January 15 1910 saw Twickenham’s first international, England beating Wales for the first time since 1898. Twickenham fast became a fortress for the national side, with them winning the championship that year, sharing it with Ireland in 1912 and they secured their first Grand Slam in 1913. During World War I rugby was suspended at the stadium and the pitch was used for horses, cattle and sheep to graze on.

The ground’s capacity increased to 12,000 by 1927, and the first Varsity Match took place that year. In 1932, the stadium capacity increased to 20,000. The Second World War again saw rugby cease at the stadium from 1940 and 1945.

A new South stand was completed by 1981 and officially opened by Sir Hector Munro, the then Sports Minister. Ten years on and the old North Stand was demolished, with a replacement erected by 1991, closely followed by a new East Stand in 1993, officially opened by Her Majesty the Queen. A year later, the new West Stand was opened by HRH The Duke of Edinburgh and the Museum of Rugby (now the World Rugby Museum) was opened in the East Stand in 1996.

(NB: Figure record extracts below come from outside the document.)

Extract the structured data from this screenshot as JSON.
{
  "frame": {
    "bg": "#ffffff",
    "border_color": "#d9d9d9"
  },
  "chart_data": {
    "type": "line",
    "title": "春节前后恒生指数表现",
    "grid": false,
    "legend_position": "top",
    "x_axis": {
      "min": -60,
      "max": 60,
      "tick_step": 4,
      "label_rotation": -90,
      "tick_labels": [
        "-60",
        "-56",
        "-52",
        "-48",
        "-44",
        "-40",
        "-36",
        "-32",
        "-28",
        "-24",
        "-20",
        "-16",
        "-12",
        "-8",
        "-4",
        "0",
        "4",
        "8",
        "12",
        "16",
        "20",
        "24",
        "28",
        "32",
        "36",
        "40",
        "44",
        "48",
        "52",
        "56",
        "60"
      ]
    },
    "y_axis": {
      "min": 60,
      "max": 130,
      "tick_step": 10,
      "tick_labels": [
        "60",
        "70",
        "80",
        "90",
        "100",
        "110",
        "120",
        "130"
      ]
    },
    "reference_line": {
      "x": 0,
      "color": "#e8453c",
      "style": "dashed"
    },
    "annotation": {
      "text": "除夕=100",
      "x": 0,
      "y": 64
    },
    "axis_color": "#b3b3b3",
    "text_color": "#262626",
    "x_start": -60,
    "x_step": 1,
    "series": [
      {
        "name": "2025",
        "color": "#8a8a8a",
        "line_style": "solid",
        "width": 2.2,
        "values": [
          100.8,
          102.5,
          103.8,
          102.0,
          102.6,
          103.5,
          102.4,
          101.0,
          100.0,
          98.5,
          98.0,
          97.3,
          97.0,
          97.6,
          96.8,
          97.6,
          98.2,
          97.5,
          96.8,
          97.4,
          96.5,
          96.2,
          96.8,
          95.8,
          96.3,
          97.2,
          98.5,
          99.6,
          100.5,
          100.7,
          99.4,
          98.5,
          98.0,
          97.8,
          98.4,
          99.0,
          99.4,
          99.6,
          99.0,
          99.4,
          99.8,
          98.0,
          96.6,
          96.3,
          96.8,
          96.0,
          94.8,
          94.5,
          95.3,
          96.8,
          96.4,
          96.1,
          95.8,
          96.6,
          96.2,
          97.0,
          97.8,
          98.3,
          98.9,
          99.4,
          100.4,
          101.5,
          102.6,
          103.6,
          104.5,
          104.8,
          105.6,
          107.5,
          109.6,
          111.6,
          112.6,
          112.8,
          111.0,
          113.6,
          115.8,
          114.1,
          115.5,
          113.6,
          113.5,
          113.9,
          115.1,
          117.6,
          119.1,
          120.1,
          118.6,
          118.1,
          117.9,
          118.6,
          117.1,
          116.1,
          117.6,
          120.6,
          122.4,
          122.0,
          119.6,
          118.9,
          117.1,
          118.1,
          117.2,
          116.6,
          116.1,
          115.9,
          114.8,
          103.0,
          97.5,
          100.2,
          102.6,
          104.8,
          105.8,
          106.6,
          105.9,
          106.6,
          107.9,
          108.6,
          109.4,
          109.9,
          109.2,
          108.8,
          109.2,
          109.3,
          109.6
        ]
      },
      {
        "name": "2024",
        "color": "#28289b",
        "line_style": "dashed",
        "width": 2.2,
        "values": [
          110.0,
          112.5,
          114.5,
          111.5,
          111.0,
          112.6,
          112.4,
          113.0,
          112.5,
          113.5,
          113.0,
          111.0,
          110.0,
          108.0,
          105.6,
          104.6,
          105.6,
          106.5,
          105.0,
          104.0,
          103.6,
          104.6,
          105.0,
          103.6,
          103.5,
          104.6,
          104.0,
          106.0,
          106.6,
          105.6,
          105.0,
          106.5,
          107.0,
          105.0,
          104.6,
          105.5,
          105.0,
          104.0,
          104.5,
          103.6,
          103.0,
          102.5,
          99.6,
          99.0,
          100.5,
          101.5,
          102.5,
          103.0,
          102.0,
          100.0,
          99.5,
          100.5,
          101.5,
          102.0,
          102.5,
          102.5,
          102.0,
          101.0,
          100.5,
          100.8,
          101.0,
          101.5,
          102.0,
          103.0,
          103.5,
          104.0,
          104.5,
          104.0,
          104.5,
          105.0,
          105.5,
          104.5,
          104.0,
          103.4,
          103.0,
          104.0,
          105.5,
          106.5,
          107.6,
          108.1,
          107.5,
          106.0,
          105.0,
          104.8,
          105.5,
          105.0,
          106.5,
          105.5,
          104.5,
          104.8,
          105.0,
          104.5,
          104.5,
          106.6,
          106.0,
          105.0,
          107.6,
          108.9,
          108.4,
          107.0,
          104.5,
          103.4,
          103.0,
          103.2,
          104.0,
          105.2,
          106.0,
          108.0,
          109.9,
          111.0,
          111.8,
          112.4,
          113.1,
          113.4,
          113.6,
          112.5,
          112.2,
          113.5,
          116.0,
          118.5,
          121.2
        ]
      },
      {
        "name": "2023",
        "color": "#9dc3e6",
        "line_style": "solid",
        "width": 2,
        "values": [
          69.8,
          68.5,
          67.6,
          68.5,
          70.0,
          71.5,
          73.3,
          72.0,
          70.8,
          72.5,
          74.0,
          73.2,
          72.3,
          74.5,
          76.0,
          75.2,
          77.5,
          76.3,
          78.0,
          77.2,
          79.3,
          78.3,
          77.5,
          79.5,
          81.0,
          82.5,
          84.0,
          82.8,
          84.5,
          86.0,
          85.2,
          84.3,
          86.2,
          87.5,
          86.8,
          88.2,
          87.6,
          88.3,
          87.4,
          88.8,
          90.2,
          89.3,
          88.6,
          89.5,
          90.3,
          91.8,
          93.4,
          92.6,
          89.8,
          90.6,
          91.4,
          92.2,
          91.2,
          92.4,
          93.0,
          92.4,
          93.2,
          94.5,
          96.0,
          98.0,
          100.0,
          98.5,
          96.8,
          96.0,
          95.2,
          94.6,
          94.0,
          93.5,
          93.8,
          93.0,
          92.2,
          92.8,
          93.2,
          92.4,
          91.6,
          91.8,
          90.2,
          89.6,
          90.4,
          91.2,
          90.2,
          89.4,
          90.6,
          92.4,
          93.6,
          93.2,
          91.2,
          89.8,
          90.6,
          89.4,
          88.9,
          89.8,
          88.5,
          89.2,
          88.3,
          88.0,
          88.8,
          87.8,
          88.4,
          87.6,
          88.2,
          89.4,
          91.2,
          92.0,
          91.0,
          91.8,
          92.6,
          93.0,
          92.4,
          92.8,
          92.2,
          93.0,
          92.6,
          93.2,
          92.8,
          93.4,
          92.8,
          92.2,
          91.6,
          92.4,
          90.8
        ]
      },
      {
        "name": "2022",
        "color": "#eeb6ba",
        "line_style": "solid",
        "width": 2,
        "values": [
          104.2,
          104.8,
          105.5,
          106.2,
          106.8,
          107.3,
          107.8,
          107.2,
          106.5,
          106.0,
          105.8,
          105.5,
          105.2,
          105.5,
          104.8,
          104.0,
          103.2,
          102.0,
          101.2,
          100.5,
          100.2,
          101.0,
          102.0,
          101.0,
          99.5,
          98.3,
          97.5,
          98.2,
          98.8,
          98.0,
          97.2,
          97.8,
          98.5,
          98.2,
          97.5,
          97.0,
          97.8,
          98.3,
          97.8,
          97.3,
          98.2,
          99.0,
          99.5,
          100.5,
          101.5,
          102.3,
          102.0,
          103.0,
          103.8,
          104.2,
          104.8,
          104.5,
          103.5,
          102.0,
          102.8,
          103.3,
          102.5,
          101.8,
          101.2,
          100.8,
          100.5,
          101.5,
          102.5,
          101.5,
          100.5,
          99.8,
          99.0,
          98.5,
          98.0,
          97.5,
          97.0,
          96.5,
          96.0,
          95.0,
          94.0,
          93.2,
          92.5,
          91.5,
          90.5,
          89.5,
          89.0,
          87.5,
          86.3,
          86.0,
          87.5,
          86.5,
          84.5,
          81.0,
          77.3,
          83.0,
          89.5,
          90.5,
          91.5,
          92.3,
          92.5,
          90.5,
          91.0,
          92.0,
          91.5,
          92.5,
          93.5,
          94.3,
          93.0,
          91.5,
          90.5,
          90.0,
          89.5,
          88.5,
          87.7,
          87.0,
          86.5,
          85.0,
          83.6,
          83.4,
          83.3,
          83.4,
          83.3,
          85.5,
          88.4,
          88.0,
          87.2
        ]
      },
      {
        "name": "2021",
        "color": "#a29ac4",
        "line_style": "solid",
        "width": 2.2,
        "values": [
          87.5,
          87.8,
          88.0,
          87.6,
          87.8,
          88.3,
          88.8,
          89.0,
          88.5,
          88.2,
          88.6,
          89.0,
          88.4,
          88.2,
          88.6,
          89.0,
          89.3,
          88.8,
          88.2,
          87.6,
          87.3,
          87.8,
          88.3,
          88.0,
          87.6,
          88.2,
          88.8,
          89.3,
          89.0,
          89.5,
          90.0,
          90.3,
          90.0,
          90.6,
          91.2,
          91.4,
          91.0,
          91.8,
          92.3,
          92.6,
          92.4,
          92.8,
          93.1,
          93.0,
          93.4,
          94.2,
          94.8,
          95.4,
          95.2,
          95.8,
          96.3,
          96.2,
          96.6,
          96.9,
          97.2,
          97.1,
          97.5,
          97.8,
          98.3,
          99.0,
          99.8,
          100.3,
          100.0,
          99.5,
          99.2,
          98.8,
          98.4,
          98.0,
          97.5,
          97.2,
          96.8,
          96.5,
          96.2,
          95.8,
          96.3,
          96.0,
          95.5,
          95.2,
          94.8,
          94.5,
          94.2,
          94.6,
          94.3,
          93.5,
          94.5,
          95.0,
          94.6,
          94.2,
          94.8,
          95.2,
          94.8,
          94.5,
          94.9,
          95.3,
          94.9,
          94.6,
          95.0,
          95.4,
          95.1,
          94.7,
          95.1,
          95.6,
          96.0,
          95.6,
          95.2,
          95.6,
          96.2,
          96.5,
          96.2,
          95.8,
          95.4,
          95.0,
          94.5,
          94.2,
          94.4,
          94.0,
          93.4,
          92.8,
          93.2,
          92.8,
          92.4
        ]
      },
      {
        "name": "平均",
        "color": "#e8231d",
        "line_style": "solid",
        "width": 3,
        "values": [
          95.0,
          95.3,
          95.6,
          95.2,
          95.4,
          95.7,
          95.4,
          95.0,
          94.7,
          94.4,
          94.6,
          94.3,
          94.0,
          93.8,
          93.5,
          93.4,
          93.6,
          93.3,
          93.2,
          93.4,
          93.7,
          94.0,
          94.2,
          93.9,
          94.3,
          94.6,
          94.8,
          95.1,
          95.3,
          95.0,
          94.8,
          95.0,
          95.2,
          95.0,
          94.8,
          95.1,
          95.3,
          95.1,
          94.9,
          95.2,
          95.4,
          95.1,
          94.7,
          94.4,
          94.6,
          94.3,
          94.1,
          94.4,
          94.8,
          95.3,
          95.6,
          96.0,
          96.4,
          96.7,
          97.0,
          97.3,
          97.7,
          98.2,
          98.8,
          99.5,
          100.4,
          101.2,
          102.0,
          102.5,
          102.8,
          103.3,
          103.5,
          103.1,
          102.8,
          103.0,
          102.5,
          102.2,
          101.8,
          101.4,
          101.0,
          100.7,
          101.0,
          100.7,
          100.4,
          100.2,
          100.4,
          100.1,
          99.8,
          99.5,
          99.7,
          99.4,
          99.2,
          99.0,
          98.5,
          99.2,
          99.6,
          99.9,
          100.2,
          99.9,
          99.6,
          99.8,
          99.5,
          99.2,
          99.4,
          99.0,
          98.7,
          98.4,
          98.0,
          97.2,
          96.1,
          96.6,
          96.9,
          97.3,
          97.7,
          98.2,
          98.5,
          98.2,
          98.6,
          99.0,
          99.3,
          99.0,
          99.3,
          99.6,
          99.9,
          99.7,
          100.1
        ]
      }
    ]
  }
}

A decade later, with the present South Stand bowl completed, Twickenham became the biggest rugby stadium in the world, its 82,000 capacity overtaking the Stade de France, Paris and Telstra, Sydney, both at 80,000.

The South Stand complex, with its flagship Rugby Store, the four-star London Marriott Hotel Twickenham, Virgin Active Classic Health Club, state of the art conference and banqueting facilities and performance space and the RFU’s new headquarter offices will see the last touches complete during the centenary season.